Tech giant Apple has offered compensation to settle a dispute over ownership of the iPad trademark in China, said a lawyer connected with the case.
"Right now, there is still a big gap between the two sides on the settlement amount," said Xie Xianghui, a lawyer for Proview Technology (Shenzhen) Co, which claims it owns the iPad trademark on the Chinese mainland.
Xie declined to disclose the amount or when Apple made the offer.
"The Guangdong High People's Court is trying to mediate this, and both parties are trying to negotiate and come to a settlement," Xie said.
Carolyn Wu, a spokeswoman for Apple in Beijing, declined to comment on Xie's remarks.
Apple has said it acquired the rights to the iPad trademark in China from a Proview sister company in 2009 and that the company has refused to honor that agreement.
On Feb 29, the Guangdong court heard Apple's appeal of a lower court ruling last year that Shenzhen Proview owned the iPad trademark in China.

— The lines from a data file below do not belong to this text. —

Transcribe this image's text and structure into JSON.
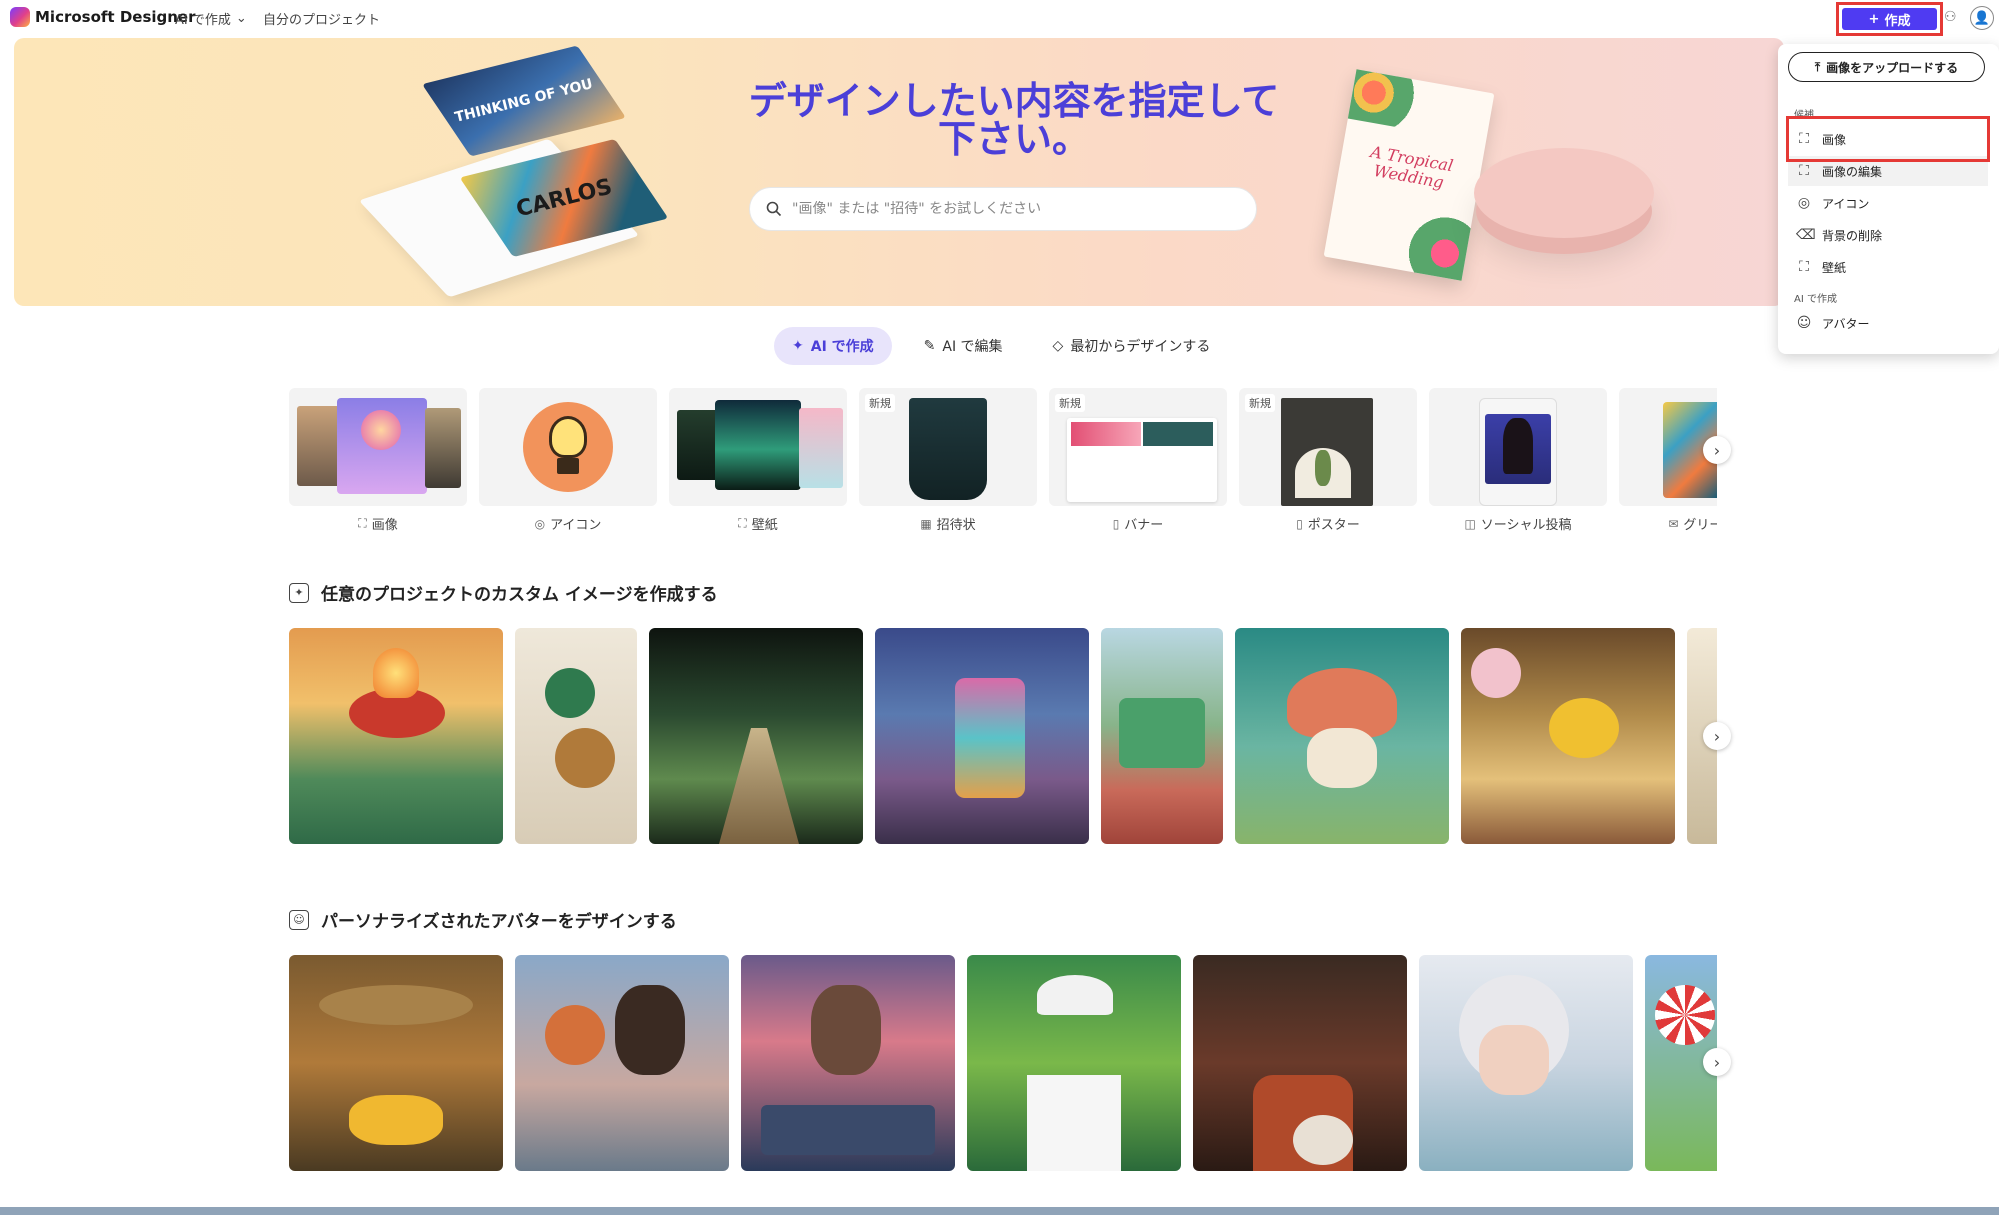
{
  "app": {
    "title": "Microsoft Designer",
    "nav_ai": "AI で作成",
    "nav_projects": "自分のプロジェクト",
    "create_label": "作成"
  },
  "hero": {
    "title": "デザインしたい内容を指定して下さい。",
    "search_placeholder": "\"画像\" または \"招待\" をお試しください",
    "card_thinking": "THINKING OF YOU",
    "card_carlos": "CARLOS",
    "card_wedding": "A Tropical Wedding"
  },
  "tabs": [
    {
      "label": "AI で作成",
      "active": true
    },
    {
      "label": "AI で編集",
      "active": false
    },
    {
      "label": "最初からデザインする",
      "active": false
    }
  ],
  "templates": [
    {
      "label": "画像",
      "new": false,
      "icon": "image-icon"
    },
    {
      "label": "アイコン",
      "new": false,
      "icon": "icon-icon"
    },
    {
      "label": "壁紙",
      "new": false,
      "icon": "wallpaper-icon"
    },
    {
      "label": "招待状",
      "new": true,
      "icon": "calendar-icon"
    },
    {
      "label": "バナー",
      "new": true,
      "icon": "banner-icon"
    },
    {
      "label": "ポスター",
      "new": true,
      "icon": "poster-icon"
    },
    {
      "label": "ソーシャル投稿",
      "new": false,
      "icon": "social-icon"
    },
    {
      "label": "グリーティ",
      "new": false,
      "icon": "mail-icon"
    }
  ],
  "new_badge": "新規",
  "sections": {
    "custom_images_title": "任意のプロジェクトのカスタム イメージを作成する",
    "avatars_title": "パーソナライズされたアバターをデザインする"
  },
  "dropdown": {
    "upload_label": "画像をアップロードする",
    "section1": "候補",
    "items1": [
      {
        "label": "画像",
        "icon": "image-icon"
      },
      {
        "label": "画像の編集",
        "icon": "image-edit-icon"
      },
      {
        "label": "アイコン",
        "icon": "icon-icon"
      },
      {
        "label": "背景の削除",
        "icon": "eraser-icon"
      },
      {
        "label": "壁紙",
        "icon": "wallpaper-icon"
      }
    ],
    "section2": "AI で作成",
    "items2": [
      {
        "label": "アバター",
        "icon": "avatar-icon"
      }
    ]
  },
  "colors": {
    "accent": "#4f3bf2",
    "hero_title": "#4b3fd8",
    "highlight_red": "#e53935"
  }
}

Proview, a Shenzhen-based maker of computer screens and LED lights, has been suing Apple in court over the right to use the iPad trademark commonly associated with the California-based technology giant's popular tablet computer.
Proview claims that the Taipei subsidiary of its Hong Kong-based parent, Proview International Holdings, registered the iPad trademark in a number of countries and regions as early as 2000.
Though Apple bought the rights to use the iPad trademark from Proview Taipei in 2009, Shenzhen Proview says it reserves the right to use the trademark it registered on the Chinese mainland in 2001.
Shenzhen Proview claims that it is a different entity than Proview Taipei and thus is not bound by the deal between Proview Taipei and Apple.
Apple, however, insists the 2009 purchase of the iPad trademark worldwide includes the right to use it on the Chinese mainland.
Although the dispute between the two sides is fierce, Apple's products sold like hot cakes in China. Last year, China contributed 16 percent of Apple's revenues during its fiscal quarter ending September, almost triple from a year earlier.
Apple unveiled its latest iPad in the United States on March 8, but it has not started selling it on the Chinese mainland. It remains unclear whether the trademark dispute will further postpone the sale of Apple's latest tablet computer with the "iPad" name in China.
Some Apple fans have purchased new iPads from Hong Kong or abroad, even through smugglers.
"It's good for both sides to reach a settlement as soon as possible," said Xie.
The possibility that Proview will win the lawsuit is very high, but it may take years to get the compensation, said Li Xiaoning, a lawyer specializing in intellectual property rights cases.
Proview stumbled in the 2008 global financial crisis and applied for bankruptcy protection in 2009 as it owed more than $400 million to eight Chinese banks, according to media reports.